South African Defence Minister Mosuioa Lekota will give the briefing early on Wednesday at the request of the current council president, Japan's UN envoy Kenzo Oshima, said Zaheer Laher, a spokesperson for South Africa' UN mission.
He told AFP the rival Ivorian parties and Nigeria, as chairman of the Africa Union, would be invited to attend.
The council meeting comes against a backdrop of heightened tensions in the world's number one cocoa producer, fuelled by last week's decision by rebels to withdraw their support for presidential elections planned for October 30 as part of a South African-mediated peace plan.
"The briefing will entail current developments as well as the status of the mediation," Laher said. "It will be an explanation of where the parties are" with respect to their respective commitments under the Pretoria agreement reached under the mediation of South African President Thabo Mbeki, Laher noted.
"It will take a look at what needs to be done and will look at preparations for the elections," he added, stressing that the focus would be on currently contentious issues and on recent discussions Mbeki had with Ivorian rebels in Pretoria.

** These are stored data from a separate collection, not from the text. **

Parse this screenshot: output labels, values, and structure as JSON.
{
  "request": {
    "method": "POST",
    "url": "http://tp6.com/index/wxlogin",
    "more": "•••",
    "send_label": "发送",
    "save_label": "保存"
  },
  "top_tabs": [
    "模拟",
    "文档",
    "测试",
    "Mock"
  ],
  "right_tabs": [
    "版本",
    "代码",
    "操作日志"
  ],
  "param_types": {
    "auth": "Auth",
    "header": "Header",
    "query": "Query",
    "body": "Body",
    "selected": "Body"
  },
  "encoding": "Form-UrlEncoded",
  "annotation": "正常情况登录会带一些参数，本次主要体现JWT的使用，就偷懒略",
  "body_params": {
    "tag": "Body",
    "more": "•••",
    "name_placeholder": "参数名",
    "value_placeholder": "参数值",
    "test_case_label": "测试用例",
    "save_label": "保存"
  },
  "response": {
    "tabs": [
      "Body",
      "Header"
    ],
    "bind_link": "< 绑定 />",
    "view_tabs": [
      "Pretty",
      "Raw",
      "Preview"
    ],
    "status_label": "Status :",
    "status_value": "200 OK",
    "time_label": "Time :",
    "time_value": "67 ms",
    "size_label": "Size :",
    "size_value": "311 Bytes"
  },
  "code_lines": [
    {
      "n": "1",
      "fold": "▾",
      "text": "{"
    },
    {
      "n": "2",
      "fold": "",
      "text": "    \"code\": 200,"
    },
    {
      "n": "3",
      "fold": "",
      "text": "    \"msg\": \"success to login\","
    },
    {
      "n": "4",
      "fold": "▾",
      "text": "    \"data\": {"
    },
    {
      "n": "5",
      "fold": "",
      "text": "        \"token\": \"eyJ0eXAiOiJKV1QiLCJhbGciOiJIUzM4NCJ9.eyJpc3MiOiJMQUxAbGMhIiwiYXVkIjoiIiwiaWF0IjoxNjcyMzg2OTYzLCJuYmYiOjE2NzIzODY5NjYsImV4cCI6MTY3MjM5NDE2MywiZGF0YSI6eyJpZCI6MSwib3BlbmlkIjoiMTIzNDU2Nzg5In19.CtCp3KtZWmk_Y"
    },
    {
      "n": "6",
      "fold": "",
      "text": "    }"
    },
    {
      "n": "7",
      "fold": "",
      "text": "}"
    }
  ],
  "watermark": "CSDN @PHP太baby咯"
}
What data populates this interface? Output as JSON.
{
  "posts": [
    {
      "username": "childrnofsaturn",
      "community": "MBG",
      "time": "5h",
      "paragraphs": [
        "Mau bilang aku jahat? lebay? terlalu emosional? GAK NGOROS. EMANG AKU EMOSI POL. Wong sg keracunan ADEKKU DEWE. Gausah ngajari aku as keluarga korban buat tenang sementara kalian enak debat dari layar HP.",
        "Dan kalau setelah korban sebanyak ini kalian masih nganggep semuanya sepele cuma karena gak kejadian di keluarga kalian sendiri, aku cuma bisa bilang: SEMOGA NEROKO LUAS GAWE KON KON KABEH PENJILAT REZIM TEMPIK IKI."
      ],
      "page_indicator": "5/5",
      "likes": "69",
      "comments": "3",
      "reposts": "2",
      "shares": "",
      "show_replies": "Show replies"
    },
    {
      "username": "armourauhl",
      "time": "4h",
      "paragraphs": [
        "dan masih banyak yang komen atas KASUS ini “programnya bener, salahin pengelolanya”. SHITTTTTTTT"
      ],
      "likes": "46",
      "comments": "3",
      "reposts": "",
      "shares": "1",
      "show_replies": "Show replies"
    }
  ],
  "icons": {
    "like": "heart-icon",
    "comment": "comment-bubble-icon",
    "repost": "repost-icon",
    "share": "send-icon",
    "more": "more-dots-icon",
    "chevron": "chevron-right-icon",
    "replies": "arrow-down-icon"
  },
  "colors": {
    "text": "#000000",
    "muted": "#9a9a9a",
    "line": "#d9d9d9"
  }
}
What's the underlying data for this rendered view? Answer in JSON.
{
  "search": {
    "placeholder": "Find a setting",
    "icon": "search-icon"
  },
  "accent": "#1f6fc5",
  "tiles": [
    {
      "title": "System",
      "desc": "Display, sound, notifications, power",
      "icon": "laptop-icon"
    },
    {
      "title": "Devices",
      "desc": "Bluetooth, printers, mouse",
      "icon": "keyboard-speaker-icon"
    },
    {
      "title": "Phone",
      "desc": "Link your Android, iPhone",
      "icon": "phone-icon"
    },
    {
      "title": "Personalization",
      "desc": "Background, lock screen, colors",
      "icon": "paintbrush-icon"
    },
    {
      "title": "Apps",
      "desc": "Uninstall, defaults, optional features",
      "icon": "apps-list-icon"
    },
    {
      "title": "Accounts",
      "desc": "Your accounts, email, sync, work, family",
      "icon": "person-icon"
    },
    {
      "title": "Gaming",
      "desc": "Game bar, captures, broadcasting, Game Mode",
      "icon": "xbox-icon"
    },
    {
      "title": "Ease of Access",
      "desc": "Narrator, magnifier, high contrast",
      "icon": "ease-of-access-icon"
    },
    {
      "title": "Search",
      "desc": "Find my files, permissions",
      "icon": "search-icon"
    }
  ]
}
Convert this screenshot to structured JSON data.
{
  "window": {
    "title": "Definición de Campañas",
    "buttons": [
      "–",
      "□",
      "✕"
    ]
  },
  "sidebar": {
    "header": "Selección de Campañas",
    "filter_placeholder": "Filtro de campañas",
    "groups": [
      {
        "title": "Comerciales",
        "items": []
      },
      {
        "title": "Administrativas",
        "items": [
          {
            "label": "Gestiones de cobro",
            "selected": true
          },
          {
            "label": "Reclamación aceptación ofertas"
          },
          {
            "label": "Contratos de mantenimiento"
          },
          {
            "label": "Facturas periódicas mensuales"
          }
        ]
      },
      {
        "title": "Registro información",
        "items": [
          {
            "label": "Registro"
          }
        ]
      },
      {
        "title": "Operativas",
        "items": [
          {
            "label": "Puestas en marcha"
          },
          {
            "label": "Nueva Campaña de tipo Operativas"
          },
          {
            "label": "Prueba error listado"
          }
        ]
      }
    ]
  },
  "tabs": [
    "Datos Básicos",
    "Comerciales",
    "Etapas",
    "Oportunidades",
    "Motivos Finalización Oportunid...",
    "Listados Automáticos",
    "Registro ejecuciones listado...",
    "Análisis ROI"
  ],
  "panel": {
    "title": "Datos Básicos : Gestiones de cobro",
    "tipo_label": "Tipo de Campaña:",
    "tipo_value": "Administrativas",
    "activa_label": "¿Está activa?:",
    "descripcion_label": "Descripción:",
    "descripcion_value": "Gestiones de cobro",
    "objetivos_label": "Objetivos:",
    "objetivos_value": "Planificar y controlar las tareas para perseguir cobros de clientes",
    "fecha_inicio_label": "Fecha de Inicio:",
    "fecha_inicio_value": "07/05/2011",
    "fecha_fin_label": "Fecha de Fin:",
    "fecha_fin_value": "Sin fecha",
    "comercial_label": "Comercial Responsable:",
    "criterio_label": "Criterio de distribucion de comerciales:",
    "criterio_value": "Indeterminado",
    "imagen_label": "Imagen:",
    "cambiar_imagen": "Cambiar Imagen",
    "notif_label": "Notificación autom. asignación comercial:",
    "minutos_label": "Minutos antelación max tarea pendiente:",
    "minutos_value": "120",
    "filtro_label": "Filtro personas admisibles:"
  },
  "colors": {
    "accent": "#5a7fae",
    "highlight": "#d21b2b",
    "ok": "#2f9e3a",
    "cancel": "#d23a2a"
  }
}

The opposition has complained that the decrees issued by Ivorian President Laurent Gbagbo and deemed acceptable by Mbeki gave an unfair advantage to the government ahead of the presidential poll.
Also at issue are commitments under the peace agreement signed in June, known as Pretoria II, that are to lead to the disarmament of both the rebels and militia groups backing the Gbagbo government.
Laher played down growing fears that the Ivorian peace process may be unravelling after rebels withdrew their backing for the polls and insisted that Gbagbo should step down on October 30 and have no role in a political transition.
"As far as we are concerned ... everyone is going ahead with preparations for the elections," he noted
Ivory Coast's New Forces rebels said last week that democratic conditions were not sufficient to go ahead with "free, democratic and transparent" elections on October 30 and called for a "political transition" that would exclude Gbagbo.
Gbagbo meanwhile said on Friday that international mediators must decide if presidential elections can go ahead as planned.
Gbagbo's comments, reported on national television, were his first public statement since former army leader General Mathias Doue - who was sacked in November 2004 - vowed on August 19 to remove the president.
Under a timetable approved by rebels holding the north of the country since a failed attempt to topple Gbagbo in 2002, both sides were to have disarmed by August 20.